* HSI -0.3 pct, H-shares -0.9 pct, CSI300 +0.1 pct
* Shanghai Comp closes below 200-day MA for 1st time since
* Commodities slide as Shanghai physical prices fall sharply
* Lenovo slides after IBM server deal reportedly called off
By Clement Tan and Yimou Lee
HONG KONG, May 2 (Reuters) - Hong Kong shares fell from a
seven-month high on Thursday as soft China manufacturing data
put growth-sensitive counters on the defensive after markets
returned from the May Day public holiday.
Mainland Chinese markets were tepid after the long holiday
with Shanghai volume at its weakest in three weeks, with the
property sector buoyed by a private survey that showed home
prices rose for an eleventh-straight month.
The Hang Seng Index slipped 0.3 percent from
Tuesday's seven-week closing high to 22,668.3. The China
Enterprises Index of the leading Chinese listings fell
The CSI300 of the leading Shanghai and Shenzhen
A-share listings finished a choppy session up 0.1 percent. The
Shanghai Composite Index shed 0.2 percent to 2,174.1,
closing just below its 200-day moving average for the first time
since Christmas Eve.
Shanghai volume was 17 percent below its average in the last
month, while Hong Kong turnover was just shy of its average
despite climbing its highest this week.
"A-share volumes are still very weak. For retail investors,
it's hard to justify putting their money in stocks right now
with data looking weak and Beijing not looking like it will
loosen policy too much," said Zhang Qi, a Shanghai-based analyst
with Haitong Securities.
Jiangxi Copper fell 1.2 percent in Hong
Kong and 2.9 percent in Shanghai as Shanghai copper prices
tumbled nearly 5 percent after mainland China markets returned
from a three-day Golden Week holiday.
Hong Kong markets were also shut on Wednesday.

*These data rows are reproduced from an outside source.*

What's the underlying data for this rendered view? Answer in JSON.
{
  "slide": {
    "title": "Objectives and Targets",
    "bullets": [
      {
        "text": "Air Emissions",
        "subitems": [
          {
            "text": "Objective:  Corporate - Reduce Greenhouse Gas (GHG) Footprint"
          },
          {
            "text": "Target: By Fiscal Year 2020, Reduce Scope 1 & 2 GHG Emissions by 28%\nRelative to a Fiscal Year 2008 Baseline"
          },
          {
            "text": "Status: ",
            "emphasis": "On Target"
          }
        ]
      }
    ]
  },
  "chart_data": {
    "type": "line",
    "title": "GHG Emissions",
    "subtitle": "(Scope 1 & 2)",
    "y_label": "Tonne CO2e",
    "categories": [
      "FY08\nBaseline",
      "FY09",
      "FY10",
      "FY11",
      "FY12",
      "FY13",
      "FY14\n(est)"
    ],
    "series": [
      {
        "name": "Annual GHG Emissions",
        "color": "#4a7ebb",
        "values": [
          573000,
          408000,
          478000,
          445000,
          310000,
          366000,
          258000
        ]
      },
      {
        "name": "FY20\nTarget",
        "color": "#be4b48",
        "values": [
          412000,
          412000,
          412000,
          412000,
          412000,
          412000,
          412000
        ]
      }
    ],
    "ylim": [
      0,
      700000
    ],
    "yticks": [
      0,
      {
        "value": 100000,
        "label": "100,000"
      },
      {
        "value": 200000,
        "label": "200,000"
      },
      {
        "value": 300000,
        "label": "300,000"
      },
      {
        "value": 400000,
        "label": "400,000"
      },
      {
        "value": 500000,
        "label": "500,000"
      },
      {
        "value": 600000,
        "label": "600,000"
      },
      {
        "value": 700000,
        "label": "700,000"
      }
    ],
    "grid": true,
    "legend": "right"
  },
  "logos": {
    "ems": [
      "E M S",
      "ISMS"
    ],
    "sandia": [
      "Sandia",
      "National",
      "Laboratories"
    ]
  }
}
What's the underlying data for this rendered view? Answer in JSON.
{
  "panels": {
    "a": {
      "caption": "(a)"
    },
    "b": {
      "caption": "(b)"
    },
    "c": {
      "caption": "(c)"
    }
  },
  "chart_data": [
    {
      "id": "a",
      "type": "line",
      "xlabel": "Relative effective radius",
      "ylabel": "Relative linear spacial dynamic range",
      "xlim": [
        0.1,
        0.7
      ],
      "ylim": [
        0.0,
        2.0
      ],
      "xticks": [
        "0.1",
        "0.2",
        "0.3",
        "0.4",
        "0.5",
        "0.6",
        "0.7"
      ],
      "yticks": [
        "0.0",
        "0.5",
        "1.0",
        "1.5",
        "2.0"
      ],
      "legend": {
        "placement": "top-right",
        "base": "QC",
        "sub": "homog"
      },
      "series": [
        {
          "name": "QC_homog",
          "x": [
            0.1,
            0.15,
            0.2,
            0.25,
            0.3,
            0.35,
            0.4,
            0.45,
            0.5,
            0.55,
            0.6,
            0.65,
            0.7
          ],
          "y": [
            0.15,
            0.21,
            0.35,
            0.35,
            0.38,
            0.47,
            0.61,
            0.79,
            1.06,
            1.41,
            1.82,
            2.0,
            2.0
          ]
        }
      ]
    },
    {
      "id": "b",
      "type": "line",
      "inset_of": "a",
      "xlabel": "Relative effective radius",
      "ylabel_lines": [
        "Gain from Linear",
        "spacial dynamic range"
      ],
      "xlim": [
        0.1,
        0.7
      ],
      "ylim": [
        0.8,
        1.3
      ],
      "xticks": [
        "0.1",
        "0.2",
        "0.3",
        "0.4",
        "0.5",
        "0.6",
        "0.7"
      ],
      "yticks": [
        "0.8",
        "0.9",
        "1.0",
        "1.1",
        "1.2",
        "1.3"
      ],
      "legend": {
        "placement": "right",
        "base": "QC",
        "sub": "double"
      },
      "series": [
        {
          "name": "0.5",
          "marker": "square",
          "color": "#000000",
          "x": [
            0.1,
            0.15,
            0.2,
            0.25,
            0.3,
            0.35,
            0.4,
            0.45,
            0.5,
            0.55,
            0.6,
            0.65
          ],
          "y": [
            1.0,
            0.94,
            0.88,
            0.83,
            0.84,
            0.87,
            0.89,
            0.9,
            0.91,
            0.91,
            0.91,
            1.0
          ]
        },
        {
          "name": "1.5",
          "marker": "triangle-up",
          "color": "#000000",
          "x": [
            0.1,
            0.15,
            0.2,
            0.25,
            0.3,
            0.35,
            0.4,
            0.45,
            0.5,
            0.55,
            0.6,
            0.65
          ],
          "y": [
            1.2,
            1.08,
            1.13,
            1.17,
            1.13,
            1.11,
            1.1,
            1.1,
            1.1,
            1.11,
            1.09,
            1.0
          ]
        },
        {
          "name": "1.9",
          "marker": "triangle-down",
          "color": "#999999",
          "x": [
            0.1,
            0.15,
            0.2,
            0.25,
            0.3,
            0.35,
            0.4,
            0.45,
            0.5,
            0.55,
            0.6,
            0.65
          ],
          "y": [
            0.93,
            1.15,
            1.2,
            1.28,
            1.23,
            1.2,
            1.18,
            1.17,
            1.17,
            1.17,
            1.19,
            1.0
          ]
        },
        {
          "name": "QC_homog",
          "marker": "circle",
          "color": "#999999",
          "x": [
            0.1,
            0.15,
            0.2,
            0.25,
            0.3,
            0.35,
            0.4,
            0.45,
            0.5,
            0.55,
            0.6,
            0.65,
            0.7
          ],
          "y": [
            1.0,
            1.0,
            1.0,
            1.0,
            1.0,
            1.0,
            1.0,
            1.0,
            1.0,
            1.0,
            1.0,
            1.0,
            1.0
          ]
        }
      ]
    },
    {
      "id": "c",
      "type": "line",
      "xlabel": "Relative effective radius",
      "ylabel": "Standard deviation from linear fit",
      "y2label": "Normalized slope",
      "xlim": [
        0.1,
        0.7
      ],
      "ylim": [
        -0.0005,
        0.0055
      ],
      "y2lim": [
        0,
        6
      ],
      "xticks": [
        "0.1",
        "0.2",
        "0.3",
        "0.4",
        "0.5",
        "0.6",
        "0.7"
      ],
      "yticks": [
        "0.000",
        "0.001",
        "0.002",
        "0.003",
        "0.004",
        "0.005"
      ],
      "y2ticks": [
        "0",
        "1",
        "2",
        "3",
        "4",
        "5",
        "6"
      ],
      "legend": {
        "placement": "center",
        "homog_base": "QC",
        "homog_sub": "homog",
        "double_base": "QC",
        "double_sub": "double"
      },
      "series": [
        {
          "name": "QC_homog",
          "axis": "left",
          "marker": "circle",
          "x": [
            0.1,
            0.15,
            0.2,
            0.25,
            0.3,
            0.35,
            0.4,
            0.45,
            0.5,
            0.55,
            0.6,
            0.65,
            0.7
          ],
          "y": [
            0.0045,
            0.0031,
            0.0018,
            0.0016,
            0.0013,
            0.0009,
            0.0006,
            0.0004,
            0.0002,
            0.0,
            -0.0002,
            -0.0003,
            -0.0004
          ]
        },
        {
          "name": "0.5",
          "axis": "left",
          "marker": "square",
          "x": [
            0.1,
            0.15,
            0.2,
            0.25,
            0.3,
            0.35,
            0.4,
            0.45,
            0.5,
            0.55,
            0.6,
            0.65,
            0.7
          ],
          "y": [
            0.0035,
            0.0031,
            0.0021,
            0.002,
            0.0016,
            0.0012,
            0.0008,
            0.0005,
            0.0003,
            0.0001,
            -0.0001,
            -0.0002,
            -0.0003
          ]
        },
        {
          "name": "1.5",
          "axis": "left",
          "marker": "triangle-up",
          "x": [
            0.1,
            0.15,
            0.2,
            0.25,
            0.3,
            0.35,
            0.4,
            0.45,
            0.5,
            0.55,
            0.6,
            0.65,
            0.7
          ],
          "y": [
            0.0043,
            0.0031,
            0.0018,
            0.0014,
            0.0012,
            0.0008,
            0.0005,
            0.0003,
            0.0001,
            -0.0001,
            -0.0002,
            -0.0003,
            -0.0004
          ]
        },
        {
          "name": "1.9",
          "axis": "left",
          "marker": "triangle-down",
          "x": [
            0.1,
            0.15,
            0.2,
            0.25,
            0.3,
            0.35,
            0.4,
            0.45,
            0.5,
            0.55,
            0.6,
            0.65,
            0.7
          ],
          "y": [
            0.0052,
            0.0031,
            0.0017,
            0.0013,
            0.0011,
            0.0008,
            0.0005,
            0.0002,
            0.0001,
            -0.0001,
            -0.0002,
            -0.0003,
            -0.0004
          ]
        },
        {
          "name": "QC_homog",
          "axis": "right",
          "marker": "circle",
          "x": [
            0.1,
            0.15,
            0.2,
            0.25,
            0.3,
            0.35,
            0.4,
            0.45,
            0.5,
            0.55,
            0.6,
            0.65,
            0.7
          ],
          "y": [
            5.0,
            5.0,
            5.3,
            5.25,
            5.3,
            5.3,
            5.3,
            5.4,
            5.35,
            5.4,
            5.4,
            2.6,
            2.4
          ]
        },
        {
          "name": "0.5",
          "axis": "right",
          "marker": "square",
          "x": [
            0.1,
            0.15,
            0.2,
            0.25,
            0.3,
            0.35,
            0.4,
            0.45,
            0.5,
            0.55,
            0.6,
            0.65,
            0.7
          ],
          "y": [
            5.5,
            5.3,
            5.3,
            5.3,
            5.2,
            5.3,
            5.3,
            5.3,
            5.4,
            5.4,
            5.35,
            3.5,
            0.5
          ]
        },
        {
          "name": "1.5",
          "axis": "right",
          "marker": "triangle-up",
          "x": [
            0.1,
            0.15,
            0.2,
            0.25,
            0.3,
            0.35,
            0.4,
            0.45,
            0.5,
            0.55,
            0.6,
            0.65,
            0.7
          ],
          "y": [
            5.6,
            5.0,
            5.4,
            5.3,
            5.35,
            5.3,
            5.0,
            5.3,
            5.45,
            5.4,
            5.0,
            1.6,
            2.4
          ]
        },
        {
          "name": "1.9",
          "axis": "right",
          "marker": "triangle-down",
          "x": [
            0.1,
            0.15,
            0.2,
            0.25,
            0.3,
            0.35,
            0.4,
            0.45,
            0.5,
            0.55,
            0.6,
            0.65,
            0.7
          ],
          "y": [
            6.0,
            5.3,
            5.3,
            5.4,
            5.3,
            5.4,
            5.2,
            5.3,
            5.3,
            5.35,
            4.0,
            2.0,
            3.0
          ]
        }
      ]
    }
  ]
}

The final HSBC Purchasing Managers' Index (PMI) for China
dropped to 50.4 in April from March's 51.6. China's official PMI
on Wednesday fell to 50.6 in April from an 11-month high of 50.9
Lenovo Group tumbled 2.7 percent in its worst day
in two weeks after Fortune magazine reported that the Chinese
personal computer maker and IBM have called off
negotiations over a multibillion-dollar deal for Big Blue's
low-end server business.
Premium alcohol producers were also hit by a warning on
Wednesday that some government officials were avoiding new
President Xi Jinping's graft-busting instructions to be frugal
by taking banquets and other lavish displays underground,
including hiding liquor in water bottles.
Kweichow Moutai fell 1.7 percent in Shanghai,
while Wuliangye fell 2.2 percent in Shenzhen.
CHINA PROPERTY LIMITS INDEX LOSSES
Chinese property developers were broadly higher after China
Real Estate Index System (CREIS), a consultancy tied to China's
largest online property firm, Soufun Holdings, said
average home prices in April climbed 1 percent from March to
10,098 yuan ($1,600) per square metre.
While investors used to take rising home prices as signs
Beijing could further increase curbs on the sectors, anemic
macroeconomic data has boosted hopes that the central government
will be less forceful in implementing existing measures.
Poly Real Estate climbed 2.1 percent in
Shanghai. In Hong Kong, China Overseas Land rose 1.1
percent, while China Resources Land gained 0.6 percent
to a three-month high.
Telecom equipment maker ZTE Corp jumped 7.6
percent in Shenzhen as investors cheered its quarterly profit
increase that it released after markets closed last Friday.